Étudier les relations avec les parents dès l’IUFM

Le film est entrecoupé d’interventions de Philippe Meirieu, directeur de l’IUFM de Lyon, qui remet en perspective les relations parents-école et la place de l’école de la République vis-à-vis de la famille. Il revient sur la rivalité ou l’ignorance entre parents et enseignants : « Le conflit entre eux est ancien, historique, quasiment constitutif de l’école de la République, mais avant la rivalité ne s’exprimait pas au grand jour car on se serrait les coudes autour de l’enfant, ce n’est plus le cas aujourd’hui ».

Pourtant la réussite scolaire de l’enfant doit rester au centre des préoccupations de l’école et des parents et leur rencontre est indispensable.
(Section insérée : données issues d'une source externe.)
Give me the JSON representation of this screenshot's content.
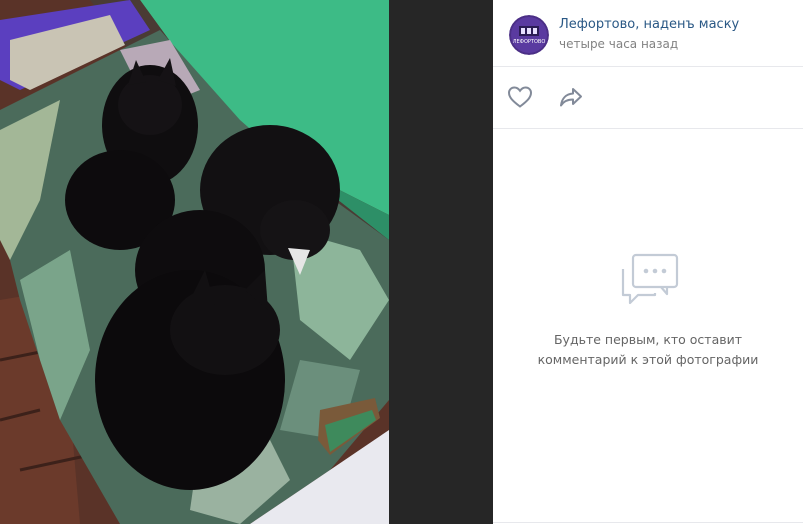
{
  "post": {
    "author": "Лефортово, наденъ маску",
    "time": "четыре часа назад",
    "avatar_text": "ЛЕФОРТОВО"
  },
  "actions": {
    "like_icon": "heart-outline-icon",
    "share_icon": "share-arrow-icon"
  },
  "comments": {
    "empty_line1": "Будьте первым, кто оставит",
    "empty_line2": "комментарий к этой фотографии",
    "empty_icon": "comments-icon"
  },
  "colors": {
    "link": "#2a5885",
    "muted": "#828282",
    "icon": "#828a99",
    "empty_icon": "#c3cbd6",
    "photo_bg": "#262626"
  }
}
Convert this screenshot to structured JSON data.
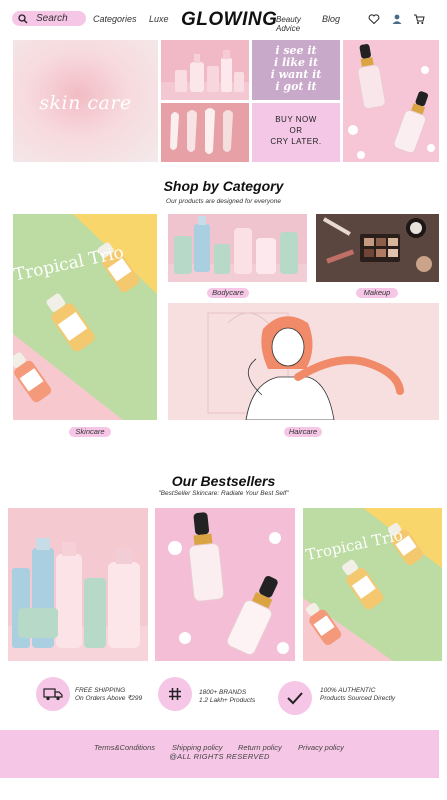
{
  "header": {
    "search_placeholder": "Search",
    "nav": {
      "categories": "Categories",
      "luxe": "Luxe",
      "beauty_advice_line1": "Beauty",
      "beauty_advice_line2": "Advice",
      "blog": "Blog"
    },
    "logo": "GLOWING",
    "icons": [
      "search-icon",
      "heart-icon",
      "user-icon",
      "cart-icon"
    ]
  },
  "hero": {
    "skin_care_text": "skin care",
    "quote_lines": [
      "i see it",
      "i like it",
      "i want it",
      "i got it"
    ],
    "buy_lines": [
      "BUY NOW",
      "OR",
      "CRY LATER."
    ]
  },
  "categories_section": {
    "title": "Shop by Category",
    "subtitle": "Our products are designed for everyone",
    "items": [
      {
        "label": "Skincare"
      },
      {
        "label": "Bodycare"
      },
      {
        "label": "Makeup"
      },
      {
        "label": "Haircare"
      }
    ],
    "tropical_trio_text": "Tropical Trio"
  },
  "bestsellers": {
    "title": "Our Bestsellers",
    "subtitle": "\"BestSeller Skincare: Radiate Your Best Self\"",
    "tropical_trio_text": "Tropical Trio"
  },
  "features": [
    {
      "icon": "truck-icon",
      "line1": "FREE SHIPPING",
      "line2": "On Orders Above ₹299"
    },
    {
      "icon": "hashtag-icon",
      "line1": "1800+ BRANDS",
      "line2": "1.2 Lakh+ Products"
    },
    {
      "icon": "check-icon",
      "line1": "100% AUTHENTIC",
      "line2": "Products Sourced Directly"
    }
  ],
  "footer": {
    "links": [
      "Terms&Conditions",
      "Shipping policy",
      "Return policy",
      "Privacy policy"
    ],
    "rights": "@ALL RIGHTS RESERVED"
  },
  "colors": {
    "accent_pink": "#f6c6e6",
    "footer_pink": "#f6c6e6",
    "tropical_green": "#bcdca3"
  }
}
Mais partager, échanger avec les parents est vécu par certains professeurs comme une perte de pouvoir, ils envisagent difficilement la co-éducation. De leurs côtés, certains parents n’osent pas aller vers les enseignants par manque d’habitude, d’autres au contraire voudraient leur enseigner leur métier. « Nous avons encore beaucoup de chemin à parcourir pour sensibiliser les futurs enseignants au problème de la relation avec les parents », souligne Philippe Meirieu. Un souci que partage l’IUFM de Créteil : il propose aux enseignants stagiaires un module sur ce thème.

Même si l’école doit garder son indépendance, une meilleure communication avec les parents – et notamment ceux des milieux populaires, moins à l’aise avec le milieu enseignant - est indispensable pour garder à l’enfant toutes ses chances de réussite.